I’m working on NVIDIA Jetson AGX Xavier Developer Kit with jetpack 4.6.
I want to convert an ONNX model of a quantized model (in TensorFlow 2) into a model in TRT and run it.
When parsing the model with the next code (where model_file is the path to the ONNX model.):
with trt.Builder(TRT_LOGGER) as builder, builder.create_network(flags=network_flags) as network, trt.OnnxParser(network, TRT_LOGGER) as parser:
with open(model_file, 'rb') as model:
if not parser.parse(model.read()):
print ('ERROR: Failed to parse the ONNX file.')
for error in range(parser.num_errors):
print (parser.get_error(error))
return None
we get the next error:
[TensorRT] INFO: [MemUsageChange] Init CUDA: CPU +346, GPU +0, now: CPU 427, GPU 7031 (MiB)
[TensorRT] WARNING: onnx2trt_utils.cpp:364: Your ONNX model has been generated with INT64 weights, while TensorRT does not natively support INT64. Attempting to cast down to INT32.
ERROR: Failed to parse the ONNX file.
In node 0 (QuantDequantLinearHelper): INVALID_NODE: Assertion failed: axis == INVALID_AXIS && “Quantization axis attribute is not valid with a single quantization scale”
Could you share the details of your quantization/dequantization layer with us first.
To run a model with TensorRT, you need to convert it into TensorRT first.
So all the layers need to be supported by the onnx2trt parser as well as TensorRT inference.

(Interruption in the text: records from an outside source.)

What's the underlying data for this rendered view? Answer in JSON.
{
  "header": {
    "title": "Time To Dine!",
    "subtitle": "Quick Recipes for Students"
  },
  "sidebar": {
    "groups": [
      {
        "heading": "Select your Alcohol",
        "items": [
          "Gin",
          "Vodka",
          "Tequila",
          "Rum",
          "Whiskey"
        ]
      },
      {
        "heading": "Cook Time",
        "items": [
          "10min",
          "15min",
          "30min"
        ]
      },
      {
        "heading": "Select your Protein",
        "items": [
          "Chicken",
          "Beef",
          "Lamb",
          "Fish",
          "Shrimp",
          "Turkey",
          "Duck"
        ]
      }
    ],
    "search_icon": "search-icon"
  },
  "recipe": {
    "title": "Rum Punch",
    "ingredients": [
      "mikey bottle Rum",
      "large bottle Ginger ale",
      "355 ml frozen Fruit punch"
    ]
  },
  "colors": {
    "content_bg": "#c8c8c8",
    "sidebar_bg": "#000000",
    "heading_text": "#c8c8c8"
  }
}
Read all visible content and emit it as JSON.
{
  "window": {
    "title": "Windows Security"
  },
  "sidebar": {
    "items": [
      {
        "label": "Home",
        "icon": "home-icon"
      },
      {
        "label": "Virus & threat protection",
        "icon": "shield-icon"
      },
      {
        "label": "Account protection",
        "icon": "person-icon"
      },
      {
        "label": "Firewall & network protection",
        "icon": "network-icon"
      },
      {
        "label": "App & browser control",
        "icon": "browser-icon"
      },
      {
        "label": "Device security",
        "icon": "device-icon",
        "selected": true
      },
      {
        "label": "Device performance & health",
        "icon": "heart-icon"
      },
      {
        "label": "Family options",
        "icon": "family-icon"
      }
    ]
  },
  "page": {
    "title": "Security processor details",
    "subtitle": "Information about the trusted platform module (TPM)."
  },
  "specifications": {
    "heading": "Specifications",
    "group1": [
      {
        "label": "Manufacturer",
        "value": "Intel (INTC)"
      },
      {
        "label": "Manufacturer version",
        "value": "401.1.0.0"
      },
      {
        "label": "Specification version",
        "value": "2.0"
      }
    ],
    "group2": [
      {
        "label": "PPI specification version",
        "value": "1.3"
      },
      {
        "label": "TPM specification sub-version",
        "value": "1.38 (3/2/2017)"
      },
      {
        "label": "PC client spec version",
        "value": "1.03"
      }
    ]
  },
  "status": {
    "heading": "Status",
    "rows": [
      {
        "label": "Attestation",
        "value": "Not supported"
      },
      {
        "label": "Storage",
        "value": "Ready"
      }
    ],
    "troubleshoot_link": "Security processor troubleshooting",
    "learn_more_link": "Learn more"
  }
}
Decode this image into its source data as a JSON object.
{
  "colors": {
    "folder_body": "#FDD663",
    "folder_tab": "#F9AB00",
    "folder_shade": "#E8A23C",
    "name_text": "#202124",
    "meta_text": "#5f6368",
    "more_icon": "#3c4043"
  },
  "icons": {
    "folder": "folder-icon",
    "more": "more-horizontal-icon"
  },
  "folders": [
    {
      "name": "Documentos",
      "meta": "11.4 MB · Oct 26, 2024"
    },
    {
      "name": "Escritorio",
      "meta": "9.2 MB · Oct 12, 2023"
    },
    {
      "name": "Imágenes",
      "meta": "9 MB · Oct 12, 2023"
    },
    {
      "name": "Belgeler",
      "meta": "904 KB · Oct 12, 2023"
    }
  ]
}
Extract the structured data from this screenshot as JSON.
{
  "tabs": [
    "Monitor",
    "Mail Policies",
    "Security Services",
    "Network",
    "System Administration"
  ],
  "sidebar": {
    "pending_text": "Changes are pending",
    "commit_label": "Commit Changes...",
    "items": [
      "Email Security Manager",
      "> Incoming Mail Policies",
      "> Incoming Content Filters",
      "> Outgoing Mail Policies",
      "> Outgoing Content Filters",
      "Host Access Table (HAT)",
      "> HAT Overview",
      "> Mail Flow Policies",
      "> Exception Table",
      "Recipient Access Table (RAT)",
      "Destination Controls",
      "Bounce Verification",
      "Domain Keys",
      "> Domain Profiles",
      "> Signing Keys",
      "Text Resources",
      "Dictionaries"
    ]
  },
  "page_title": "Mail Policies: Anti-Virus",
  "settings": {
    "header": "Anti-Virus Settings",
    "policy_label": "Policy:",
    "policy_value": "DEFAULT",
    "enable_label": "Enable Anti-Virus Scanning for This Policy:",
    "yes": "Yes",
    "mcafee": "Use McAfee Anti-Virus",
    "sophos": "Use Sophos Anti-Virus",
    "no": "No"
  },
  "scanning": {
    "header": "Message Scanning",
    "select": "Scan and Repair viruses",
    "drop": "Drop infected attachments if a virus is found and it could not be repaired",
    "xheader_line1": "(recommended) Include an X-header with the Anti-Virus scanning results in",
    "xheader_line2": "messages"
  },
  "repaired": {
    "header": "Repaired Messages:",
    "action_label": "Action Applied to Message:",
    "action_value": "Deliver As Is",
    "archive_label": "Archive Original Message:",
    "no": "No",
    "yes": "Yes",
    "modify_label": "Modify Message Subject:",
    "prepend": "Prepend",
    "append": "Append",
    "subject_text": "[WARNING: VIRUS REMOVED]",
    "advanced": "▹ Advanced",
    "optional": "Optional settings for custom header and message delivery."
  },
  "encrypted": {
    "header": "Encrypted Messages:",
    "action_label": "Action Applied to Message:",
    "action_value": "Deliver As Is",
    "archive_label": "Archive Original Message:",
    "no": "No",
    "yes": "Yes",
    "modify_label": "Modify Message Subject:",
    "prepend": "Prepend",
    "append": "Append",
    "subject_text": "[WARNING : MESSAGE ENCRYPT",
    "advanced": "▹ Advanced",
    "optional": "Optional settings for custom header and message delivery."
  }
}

We use quantization layer of TensorFlow2 which is located at the input t of the model (tf.quantization.quantize | TensorFlow v2.10.0) with the next values: [<tf.Variable ‘quantize_layer/quantize_layer_min:0’ shape=() dtype=float32, numpy=-0.11559381>,
** <tf.Variable ‘quantize_layer/quantize_layer_max:0’ shape=() dtype=float32, numpy=1.0>,**
** <tf.Variable ‘quantize_layer/optimizer_step:0’ shape=() dtype=int32, numpy=-1>]**
Other than that all layers are simply quantized versions of the regular layers.
I think that all layers are supported because when I tried converting the non-quantized model it worked fine.
There is no update from you for a period, assuming this is not an issue any more.
Hence we are closing this topic. If need further support, please open a new one.
Thanks
Hi,
Would you mind sharing the model (no quantization, per-layer quantization, and per-channel quantization) with us?
We want to reproduce this issue and dobule-checking it internally.